No doubt, Saurabh is referring to stocks like Nestle, Pidilite, Divis, Asian Paints, Marico, Colgate Palmolive, HUL, BATA, Relaxo etc which produce low-ticket and non-discretionary items.
Timing entry and exit into quality stocks is a futile and counter-productive idea
Saurabh is well aware that some investors are thinking that they will dump their stocks today and buy them back later at lower prices.
He sternly deprecated the concept.
“During every such period of distress, Consistent Compounders deliver the most resilient share price performance with recovery in their stock prices being much sooner and sharper than the rest of the market. This makes timing entry / exits in such a portfolio a futile exercise,” he stated.
He also pointed out that investors who had tried such stunts during the 2008 crisis had to cut sorry faces because the markets suddenly surged like a rocket and they were left in the cold.
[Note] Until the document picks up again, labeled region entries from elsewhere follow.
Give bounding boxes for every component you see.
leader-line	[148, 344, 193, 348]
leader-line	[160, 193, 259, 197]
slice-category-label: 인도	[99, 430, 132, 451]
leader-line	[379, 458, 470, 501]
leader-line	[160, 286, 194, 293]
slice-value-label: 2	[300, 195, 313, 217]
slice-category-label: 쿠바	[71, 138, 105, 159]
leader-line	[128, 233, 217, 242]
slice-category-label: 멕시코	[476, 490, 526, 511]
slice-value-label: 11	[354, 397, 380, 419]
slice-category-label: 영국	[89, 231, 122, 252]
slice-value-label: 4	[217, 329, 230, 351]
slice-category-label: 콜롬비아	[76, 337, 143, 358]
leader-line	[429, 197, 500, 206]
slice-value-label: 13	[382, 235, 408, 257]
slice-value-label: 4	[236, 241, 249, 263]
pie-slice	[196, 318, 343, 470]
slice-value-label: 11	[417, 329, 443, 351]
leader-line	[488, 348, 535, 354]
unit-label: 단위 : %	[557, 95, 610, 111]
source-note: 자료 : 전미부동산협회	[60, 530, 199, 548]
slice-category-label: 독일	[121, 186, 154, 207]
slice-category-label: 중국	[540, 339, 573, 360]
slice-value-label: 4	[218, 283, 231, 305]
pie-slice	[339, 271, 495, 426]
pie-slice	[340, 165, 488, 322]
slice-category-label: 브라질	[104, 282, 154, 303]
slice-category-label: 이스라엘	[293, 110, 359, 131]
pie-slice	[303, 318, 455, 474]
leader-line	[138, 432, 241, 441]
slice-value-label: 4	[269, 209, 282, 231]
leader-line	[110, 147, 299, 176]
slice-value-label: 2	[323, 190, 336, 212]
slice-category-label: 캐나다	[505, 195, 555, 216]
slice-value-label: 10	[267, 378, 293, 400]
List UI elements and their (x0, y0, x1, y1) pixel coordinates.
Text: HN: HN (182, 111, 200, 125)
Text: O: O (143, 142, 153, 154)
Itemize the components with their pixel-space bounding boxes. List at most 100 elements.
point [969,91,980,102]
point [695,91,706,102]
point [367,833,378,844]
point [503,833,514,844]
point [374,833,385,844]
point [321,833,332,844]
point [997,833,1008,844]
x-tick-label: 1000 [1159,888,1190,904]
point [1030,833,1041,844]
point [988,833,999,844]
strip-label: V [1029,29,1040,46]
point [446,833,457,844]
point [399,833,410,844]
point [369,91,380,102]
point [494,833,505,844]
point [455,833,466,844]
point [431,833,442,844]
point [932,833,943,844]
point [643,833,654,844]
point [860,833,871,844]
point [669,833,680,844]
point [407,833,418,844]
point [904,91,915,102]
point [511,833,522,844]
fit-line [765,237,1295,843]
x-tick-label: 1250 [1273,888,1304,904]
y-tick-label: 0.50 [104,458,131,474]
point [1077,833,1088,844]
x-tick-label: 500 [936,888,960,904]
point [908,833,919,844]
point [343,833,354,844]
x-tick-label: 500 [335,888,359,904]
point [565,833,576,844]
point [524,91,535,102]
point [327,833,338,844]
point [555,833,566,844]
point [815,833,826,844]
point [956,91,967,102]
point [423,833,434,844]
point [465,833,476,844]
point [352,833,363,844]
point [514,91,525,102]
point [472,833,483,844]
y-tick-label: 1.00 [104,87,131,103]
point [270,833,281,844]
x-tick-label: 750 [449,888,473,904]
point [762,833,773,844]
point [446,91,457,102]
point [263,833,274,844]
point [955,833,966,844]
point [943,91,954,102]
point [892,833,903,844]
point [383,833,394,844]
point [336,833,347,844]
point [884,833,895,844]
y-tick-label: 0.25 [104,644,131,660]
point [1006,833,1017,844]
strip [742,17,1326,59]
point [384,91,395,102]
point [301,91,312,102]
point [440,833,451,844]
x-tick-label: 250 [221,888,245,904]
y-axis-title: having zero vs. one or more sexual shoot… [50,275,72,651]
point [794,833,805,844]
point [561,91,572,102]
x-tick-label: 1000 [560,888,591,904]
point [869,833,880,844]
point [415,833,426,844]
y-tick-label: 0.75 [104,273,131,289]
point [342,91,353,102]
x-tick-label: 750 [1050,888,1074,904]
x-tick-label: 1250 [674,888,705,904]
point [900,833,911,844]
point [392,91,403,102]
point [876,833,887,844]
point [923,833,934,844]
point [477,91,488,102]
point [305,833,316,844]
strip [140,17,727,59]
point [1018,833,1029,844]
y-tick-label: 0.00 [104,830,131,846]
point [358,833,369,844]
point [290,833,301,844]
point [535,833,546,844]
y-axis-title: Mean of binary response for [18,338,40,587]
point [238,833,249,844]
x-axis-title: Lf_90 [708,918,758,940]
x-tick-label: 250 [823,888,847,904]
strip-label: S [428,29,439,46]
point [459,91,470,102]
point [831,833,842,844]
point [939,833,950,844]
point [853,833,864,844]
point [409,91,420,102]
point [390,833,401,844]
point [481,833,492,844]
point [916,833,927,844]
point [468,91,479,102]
“Timing entry / exit from a CCP type of portfolio during the global financial crisis of 2008 would have only shifted an investor’s CAGR from 26% to 30% – surely, not worth the effort given the costs involved around: a) risk of getting the timing wrong; b) transaction costs; and c) intense focus on share prices rather than on fundamental research (or your day job) during such times of stock market crash,” he explained.
Forget CoronaVirus, focus on fundamentals
Saurabh suggested that instead of being obsessed about the Covid-19 episode and worrying day-in and day-out, we should focus on only two aspects, namely:
a) will the companies be able to survive this crisis and will the demand for their products return to normalcy few months after the crisis?; and
b) can these companies further strengthen their competitive positioning due to the crisis and hence lead the consolidation of market share over the next 3-5 years?
If the answers to both questions is in the affirmative, we should stay fully invested in the top-quality stocks in order to obtain healthy and consistent portfolio compounding with low volatility, he advised.